Enquanto espera por melhores dias, César Almeida passa os dias entre a APATI e o seu quarto. Aliás vai ser na associação que vai passar o natal. Tem família. Uma irmã mora paredes-meias consigo. Tem um irmão no Cacem, mas é na associação que se sente bem. Não esconde a família, até porque diz a irmã deu uma ajuda na limpeza do quarto e o irmão já o convidou para o natal.
Não se arrepende de não ter casado “não me quiseram, paciência” diz o idoso que já não enjeita a forma de refazer a vida aos sessenta e cinco anos, que ainda se lembra do movimento da Vala do Carregado há anos atrás, antes de encerrarem a passagem de nível. César lamenta entretanto “eu não consigo subir escadas. Os elevadores estão sempre avariados, aquilo não funciona” diz.

Passagem superior não convence

“Está bonita, mas não funciona” que o diz é Rosa Araújo que muitas vezes tem de subir as escadas da nova passagem superior da Vala do Carregado para chegar às lojas do outro lado da linha.
Alguns moradores queixam-se que a “Vala” foi dividida ao meio pela linha “estamos aqui encafuados. Não conseguimos passar para o outro lado” lamenta Rosa que salienta “na sexta-feira, isto foi um pandemónio. Felizmente que os bombeiros vieram cá. Porque eu não conseguia sair”.
Rosa Araújo, faz parte de um grupo de vizinhos que não gostou da forma de como a REFER aboliu a passagem de nível.
“È mais seguro, mas fizeram isto e não deram cavaco a ninguém” salienta Rosa que aponta o dedo à REFER, até porque “nunca soubemos de nada. Isto foi feito sem conhecermos o projecto”.
Luis Araújo, esposo subscreve as palavras de Rosa e acrescenta que “já não consigo subir as escadas. Se não fosse a minha filha a vir cá casa buscar-me de carro para ir ao médico não sei como seria”.
A cheia de 24 de Novembro “foi um teste á nossa capacidade de resistência” diz luís com 63 anos. “Somos velhos e os elevadores estão sempre avariados, ou desligados”.
José Navalho, proprietário de uma firma, salienta entretanto que no seu caso não sentiu os efeitos das cheias.
“Só encheu ali no quintal” refere, apontando para o ribeiro que atravessa toda a Vala do Carregado. Segundo José Navalho, a situação mais complicada foi mais perto tio Tejo, e aponta o dedo a quem despeja detritos na ribeira, o que leva na sua opinião a transbordar.
Com uma serração junto à linha de caminho de ferro, Navalho diz que de prejuízo só teve a perda de algumas madeiras.

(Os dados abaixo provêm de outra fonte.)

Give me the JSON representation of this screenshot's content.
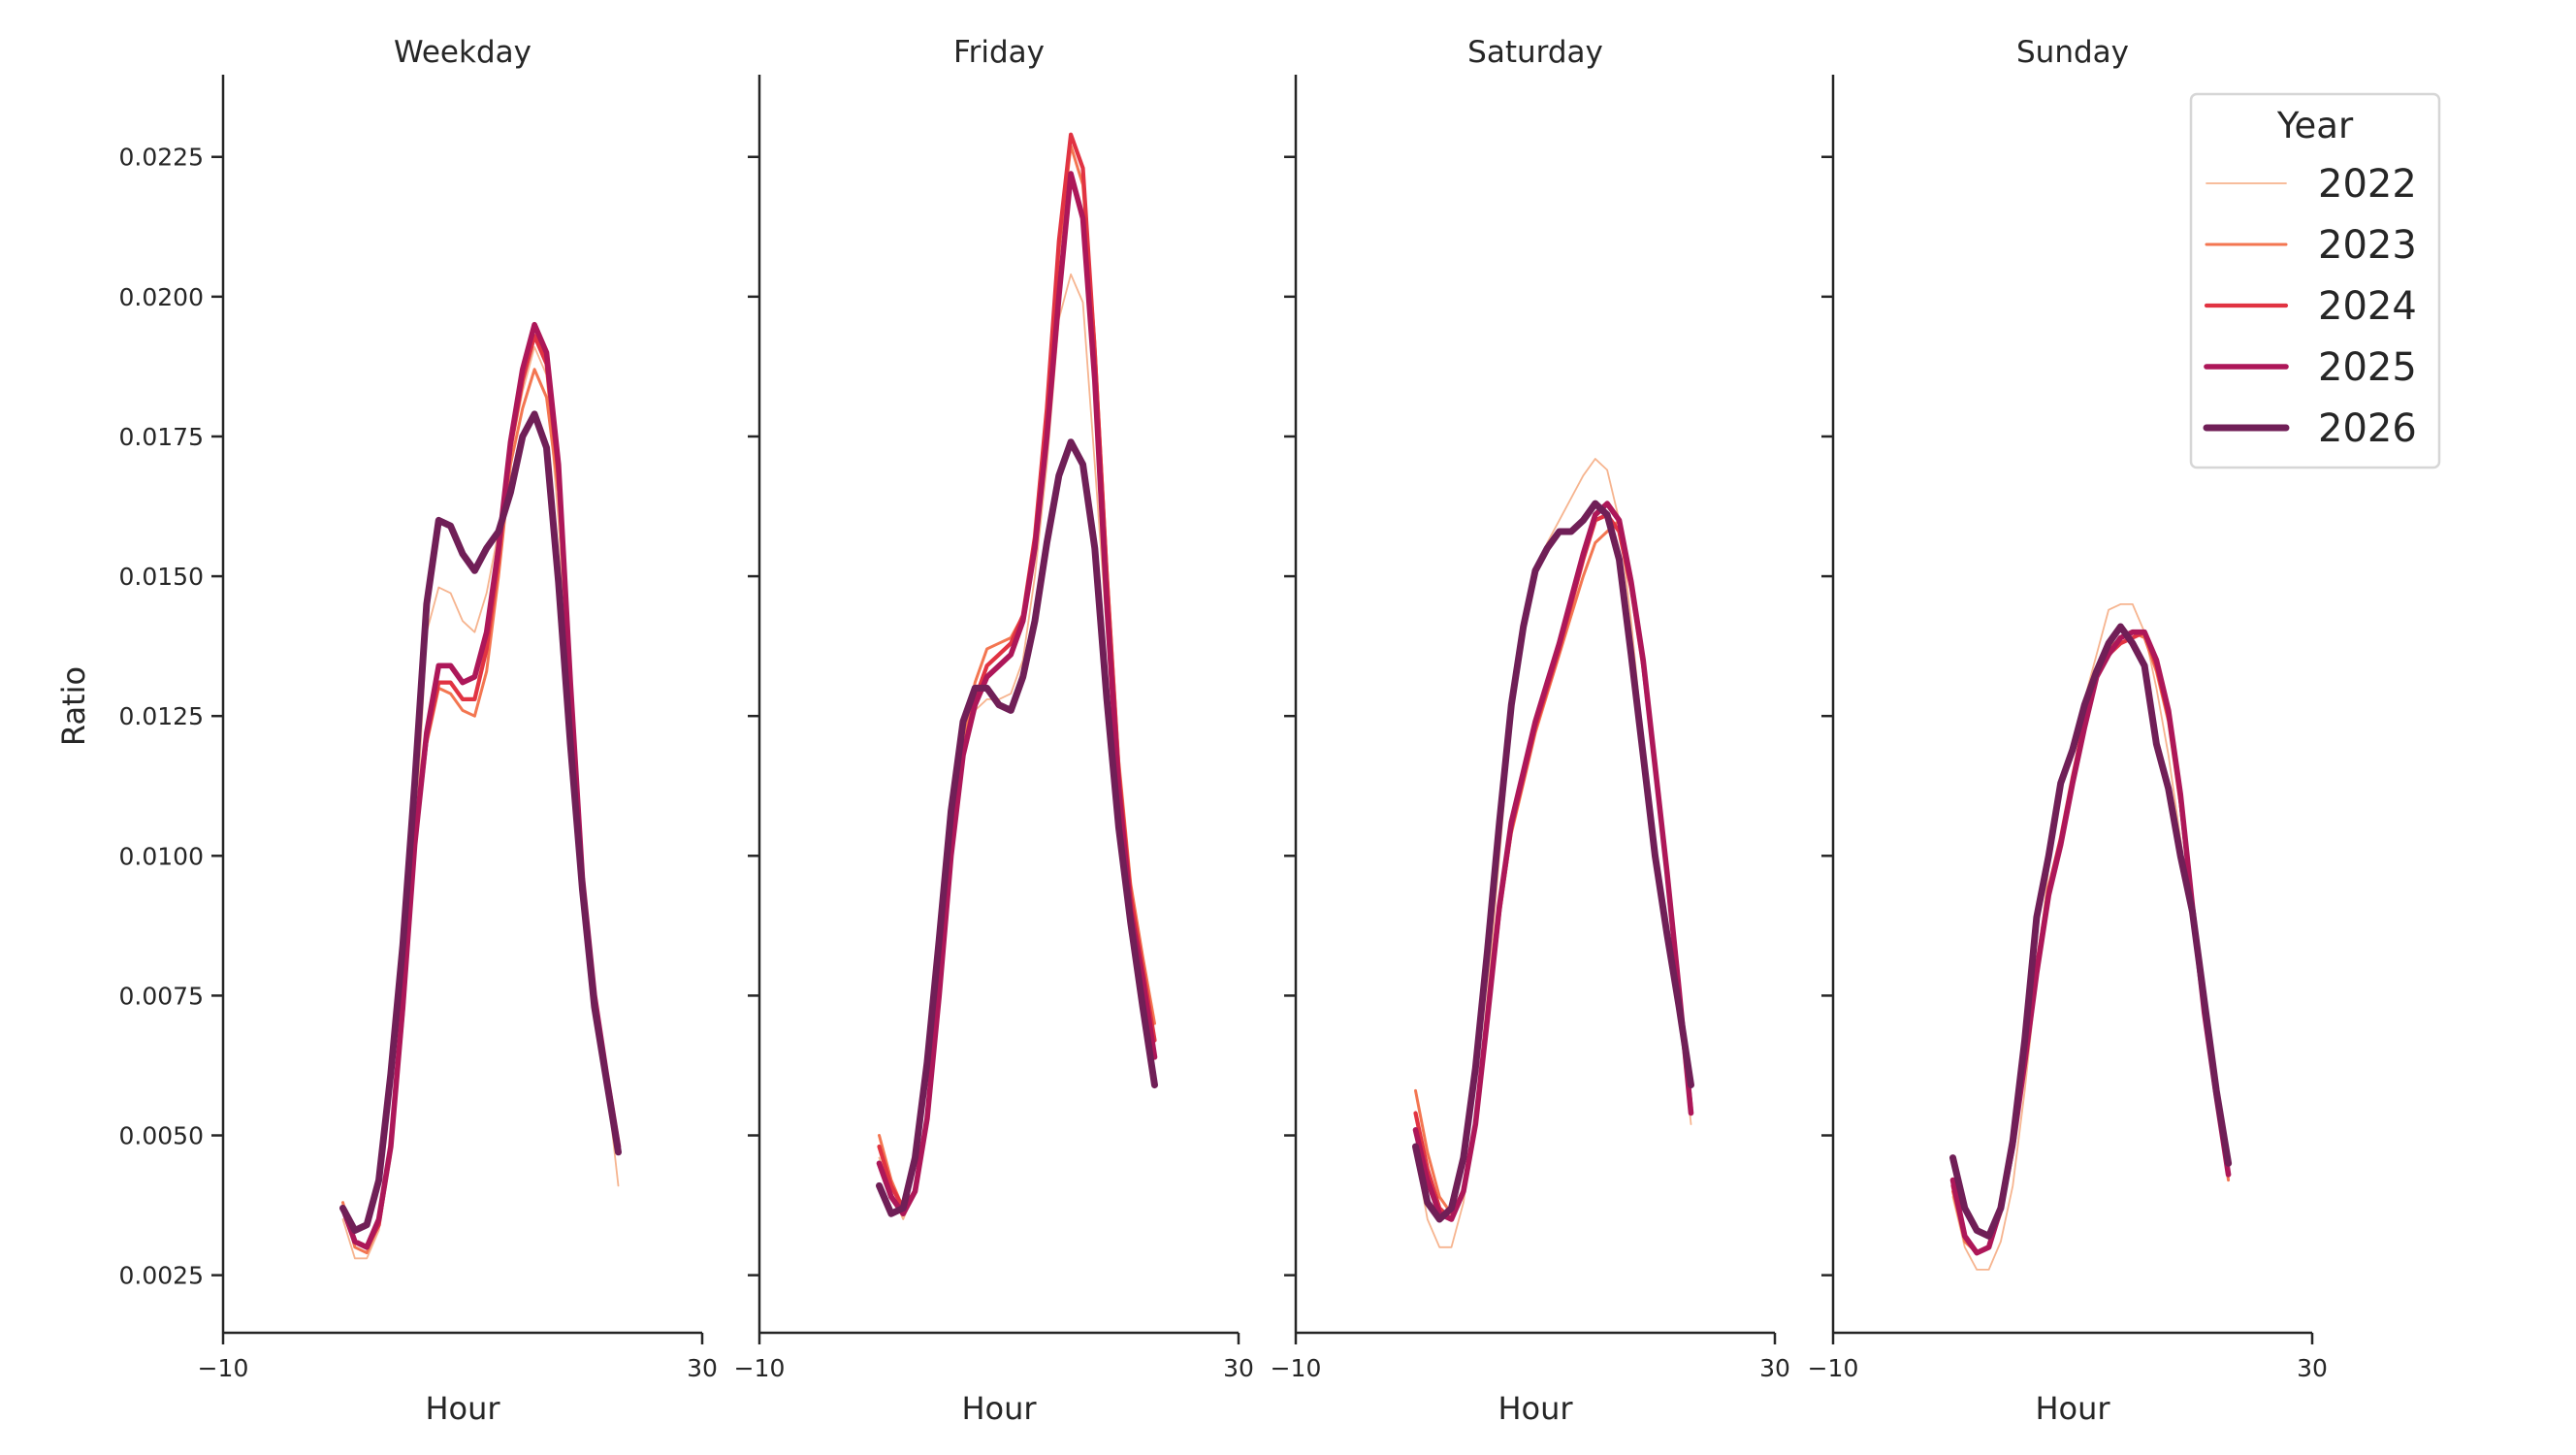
{
  "figure": {
    "legend": {
      "title": "Year",
      "placement": "top-right",
      "entries": [
        {
          "label": "2022",
          "color": "#f6b48f"
        },
        {
          "label": "2023",
          "color": "#f37651"
        },
        {
          "label": "2024",
          "color": "#e13342"
        },
        {
          "label": "2025",
          "color": "#ad1759"
        },
        {
          "label": "2026",
          "color": "#701f57"
        }
      ]
    },
    "y_tick_labels": [
      "0.0025",
      "0.0050",
      "0.0075",
      "0.0100",
      "0.0125",
      "0.0150",
      "0.0175",
      "0.0200",
      "0.0225"
    ],
    "x_tick_labels": [
      "−10",
      "30"
    ]
  },
  "chart_data": [
    {
      "type": "line",
      "title": "Weekday",
      "xlabel": "Hour",
      "ylabel": "Ratio",
      "xlim": [
        -10,
        30
      ],
      "ylim": [
        0.00147,
        0.02397
      ],
      "grid": false,
      "x_ticks": [
        -10,
        30
      ],
      "y_ticks": [
        0.0025,
        0.005,
        0.0075,
        0.01,
        0.0125,
        0.015,
        0.0175,
        0.02,
        0.0225
      ],
      "x": [
        0,
        1,
        2,
        3,
        4,
        5,
        6,
        7,
        8,
        9,
        10,
        11,
        12,
        13,
        14,
        15,
        16,
        17,
        18,
        19,
        20,
        21,
        22,
        23
      ],
      "series": [
        {
          "name": "2022",
          "values": [
            0.0035,
            0.0028,
            0.0028,
            0.0033,
            0.0046,
            0.007,
            0.01,
            0.014,
            0.0148,
            0.0147,
            0.0142,
            0.014,
            0.0147,
            0.0158,
            0.0172,
            0.0183,
            0.0191,
            0.0186,
            0.016,
            0.0125,
            0.0095,
            0.0075,
            0.006,
            0.0041
          ]
        },
        {
          "name": "2023",
          "values": [
            0.0038,
            0.003,
            0.0029,
            0.0034,
            0.0047,
            0.0072,
            0.0101,
            0.012,
            0.013,
            0.0129,
            0.0126,
            0.0125,
            0.0133,
            0.015,
            0.017,
            0.018,
            0.0187,
            0.0182,
            0.0165,
            0.013,
            0.0096,
            0.0076,
            0.0061,
            0.0047
          ]
        },
        {
          "name": "2024",
          "values": [
            0.0037,
            0.0031,
            0.003,
            0.0034,
            0.0048,
            0.0072,
            0.0102,
            0.0121,
            0.0131,
            0.0131,
            0.0128,
            0.0128,
            0.0137,
            0.0153,
            0.0173,
            0.0185,
            0.0193,
            0.0188,
            0.0168,
            0.0131,
            0.0096,
            0.0075,
            0.0061,
            0.0047
          ]
        },
        {
          "name": "2025",
          "values": [
            0.0037,
            0.0031,
            0.003,
            0.0035,
            0.0048,
            0.0073,
            0.0102,
            0.0122,
            0.0134,
            0.0134,
            0.0131,
            0.0132,
            0.014,
            0.0155,
            0.0174,
            0.0187,
            0.0195,
            0.019,
            0.017,
            0.0131,
            0.0096,
            0.0075,
            0.0061,
            0.0048
          ]
        },
        {
          "name": "2026",
          "values": [
            0.0037,
            0.0033,
            0.0034,
            0.0042,
            0.0061,
            0.0084,
            0.0113,
            0.0145,
            0.016,
            0.0159,
            0.0154,
            0.0151,
            0.0155,
            0.0158,
            0.0165,
            0.0175,
            0.0179,
            0.0173,
            0.0149,
            0.012,
            0.0094,
            0.0073,
            0.006,
            0.0047
          ]
        }
      ]
    },
    {
      "type": "line",
      "title": "Friday",
      "xlabel": "Hour",
      "xlim": [
        -10,
        30
      ],
      "ylim": [
        0.00147,
        0.02397
      ],
      "grid": false,
      "x_ticks": [
        -10,
        30
      ],
      "x": [
        0,
        1,
        2,
        3,
        4,
        5,
        6,
        7,
        8,
        9,
        10,
        11,
        12,
        13,
        14,
        15,
        16,
        17,
        18,
        19,
        20,
        21,
        22,
        23
      ],
      "series": [
        {
          "name": "2022",
          "values": [
            0.0046,
            0.004,
            0.0035,
            0.004,
            0.0053,
            0.0075,
            0.01,
            0.0118,
            0.0126,
            0.0128,
            0.0128,
            0.0129,
            0.0135,
            0.015,
            0.017,
            0.0196,
            0.0204,
            0.0199,
            0.017,
            0.014,
            0.0112,
            0.0092,
            0.008,
            0.0068
          ]
        },
        {
          "name": "2023",
          "values": [
            0.005,
            0.0042,
            0.0037,
            0.004,
            0.0053,
            0.0075,
            0.01,
            0.012,
            0.0131,
            0.0137,
            0.0138,
            0.0139,
            0.0143,
            0.0157,
            0.018,
            0.0208,
            0.0227,
            0.022,
            0.0192,
            0.0152,
            0.0117,
            0.0095,
            0.0082,
            0.007
          ]
        },
        {
          "name": "2024",
          "values": [
            0.0048,
            0.0041,
            0.0037,
            0.004,
            0.0053,
            0.0075,
            0.01,
            0.0118,
            0.0128,
            0.0134,
            0.0136,
            0.0138,
            0.0143,
            0.0157,
            0.018,
            0.021,
            0.0229,
            0.0223,
            0.019,
            0.015,
            0.0115,
            0.0093,
            0.008,
            0.0067
          ]
        },
        {
          "name": "2025",
          "values": [
            0.0045,
            0.0039,
            0.0036,
            0.004,
            0.0053,
            0.0075,
            0.01,
            0.0118,
            0.0127,
            0.0132,
            0.0134,
            0.0136,
            0.0142,
            0.0155,
            0.0175,
            0.02,
            0.0222,
            0.0214,
            0.0185,
            0.0145,
            0.0112,
            0.009,
            0.0078,
            0.0064
          ]
        },
        {
          "name": "2026",
          "values": [
            0.0041,
            0.0036,
            0.0037,
            0.0046,
            0.0063,
            0.0085,
            0.0108,
            0.0124,
            0.013,
            0.013,
            0.0127,
            0.0126,
            0.0132,
            0.0142,
            0.0156,
            0.0168,
            0.0174,
            0.017,
            0.0155,
            0.0128,
            0.0105,
            0.0088,
            0.0073,
            0.0059
          ]
        }
      ]
    },
    {
      "type": "line",
      "title": "Saturday",
      "xlabel": "Hour",
      "xlim": [
        -10,
        30
      ],
      "ylim": [
        0.00147,
        0.02397
      ],
      "grid": false,
      "x_ticks": [
        -10,
        30
      ],
      "x": [
        0,
        1,
        2,
        3,
        4,
        5,
        6,
        7,
        8,
        9,
        10,
        11,
        12,
        13,
        14,
        15,
        16,
        17,
        18,
        19,
        20,
        21,
        22,
        23
      ],
      "series": [
        {
          "name": "2022",
          "values": [
            0.0047,
            0.0035,
            0.003,
            0.003,
            0.0038,
            0.0053,
            0.0075,
            0.01,
            0.0125,
            0.0141,
            0.0151,
            0.0156,
            0.016,
            0.0164,
            0.0168,
            0.0171,
            0.0169,
            0.016,
            0.0142,
            0.012,
            0.01,
            0.0087,
            0.0072,
            0.0052
          ]
        },
        {
          "name": "2023",
          "values": [
            0.0058,
            0.0047,
            0.0039,
            0.0036,
            0.004,
            0.0052,
            0.007,
            0.009,
            0.0104,
            0.0113,
            0.0122,
            0.0129,
            0.0136,
            0.0143,
            0.015,
            0.0156,
            0.0158,
            0.016,
            0.015,
            0.0135,
            0.0117,
            0.0098,
            0.0077,
            0.0056
          ]
        },
        {
          "name": "2024",
          "values": [
            0.0054,
            0.0044,
            0.0037,
            0.0035,
            0.004,
            0.0052,
            0.0071,
            0.009,
            0.0105,
            0.0114,
            0.0123,
            0.013,
            0.0137,
            0.0145,
            0.0153,
            0.016,
            0.0161,
            0.0158,
            0.0148,
            0.0134,
            0.0116,
            0.0097,
            0.0076,
            0.0055
          ]
        },
        {
          "name": "2025",
          "values": [
            0.0051,
            0.0042,
            0.0036,
            0.0035,
            0.004,
            0.0052,
            0.0071,
            0.0091,
            0.0106,
            0.0115,
            0.0124,
            0.0131,
            0.0138,
            0.0146,
            0.0154,
            0.0161,
            0.0163,
            0.016,
            0.0149,
            0.0135,
            0.0116,
            0.0097,
            0.0076,
            0.0054
          ]
        },
        {
          "name": "2026",
          "values": [
            0.0048,
            0.0038,
            0.0035,
            0.0037,
            0.0046,
            0.0062,
            0.0083,
            0.0106,
            0.0127,
            0.0141,
            0.0151,
            0.0155,
            0.0158,
            0.0158,
            0.016,
            0.0163,
            0.0161,
            0.0153,
            0.0136,
            0.0118,
            0.01,
            0.0086,
            0.0073,
            0.0059
          ]
        }
      ]
    },
    {
      "type": "line",
      "title": "Sunday",
      "xlabel": "Hour",
      "xlim": [
        -10,
        30
      ],
      "ylim": [
        0.00147,
        0.02397
      ],
      "grid": false,
      "x_ticks": [
        -10,
        30
      ],
      "x": [
        0,
        1,
        2,
        3,
        4,
        5,
        6,
        7,
        8,
        9,
        10,
        11,
        12,
        13,
        14,
        15,
        16,
        17,
        18,
        19,
        20,
        21,
        22,
        23
      ],
      "series": [
        {
          "name": "2022",
          "values": [
            0.0039,
            0.003,
            0.0026,
            0.0026,
            0.0031,
            0.0041,
            0.0058,
            0.0078,
            0.0098,
            0.0112,
            0.012,
            0.0128,
            0.0136,
            0.0144,
            0.0145,
            0.0145,
            0.014,
            0.013,
            0.0118,
            0.0103,
            0.0088,
            0.0072,
            0.0057,
            0.0042
          ]
        },
        {
          "name": "2023",
          "values": [
            0.004,
            0.0031,
            0.0029,
            0.003,
            0.0036,
            0.0047,
            0.0062,
            0.0079,
            0.0093,
            0.0103,
            0.0114,
            0.0125,
            0.0133,
            0.0137,
            0.0139,
            0.014,
            0.0139,
            0.0133,
            0.0124,
            0.0109,
            0.009,
            0.0072,
            0.0056,
            0.0042
          ]
        },
        {
          "name": "2024",
          "values": [
            0.0041,
            0.0032,
            0.0029,
            0.003,
            0.0037,
            0.0048,
            0.0063,
            0.008,
            0.0094,
            0.0103,
            0.0114,
            0.0124,
            0.0132,
            0.0136,
            0.0138,
            0.0139,
            0.014,
            0.0134,
            0.0125,
            0.011,
            0.009,
            0.0072,
            0.0057,
            0.0043
          ]
        },
        {
          "name": "2025",
          "values": [
            0.0042,
            0.0032,
            0.0029,
            0.003,
            0.0037,
            0.0048,
            0.0063,
            0.0079,
            0.0093,
            0.0102,
            0.0113,
            0.0123,
            0.0132,
            0.0136,
            0.0139,
            0.014,
            0.014,
            0.0135,
            0.0126,
            0.0111,
            0.0091,
            0.0072,
            0.0057,
            0.0043
          ]
        },
        {
          "name": "2026",
          "values": [
            0.0046,
            0.0037,
            0.0033,
            0.0032,
            0.0037,
            0.0049,
            0.0067,
            0.0089,
            0.01,
            0.0113,
            0.0119,
            0.0127,
            0.0133,
            0.0138,
            0.0141,
            0.0138,
            0.0134,
            0.012,
            0.0112,
            0.01,
            0.009,
            0.0074,
            0.0058,
            0.0045
          ]
        }
      ]
    }
  ]
}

A limpeza foi também outra dificuldade, mas assegura que estava preparado para a situação, lembrando que está sempre alerta “quando chega a estas alturas, embora as pessoas não estejam habituadas aos Invernos de antigamente”, e lembra que a cheia das Quintas ainda está presente na memória “porque aquilo foi uma coisa anormal” disse.
Agora, a maioria dos lesados, fazem contas aos prejuízos, como o caso de Serafina Mota que perdeu “sacas de batatas, fruta e tenho um carro que ficou cheio de água, porque estava na garagem”. Um prejuízo ainda não calculado, mas que neste caso chega para já aos cinco mil euros “isto só contando com o carro”, porque o seguro da casa ou do carro “não cobre o prejuízo” disse.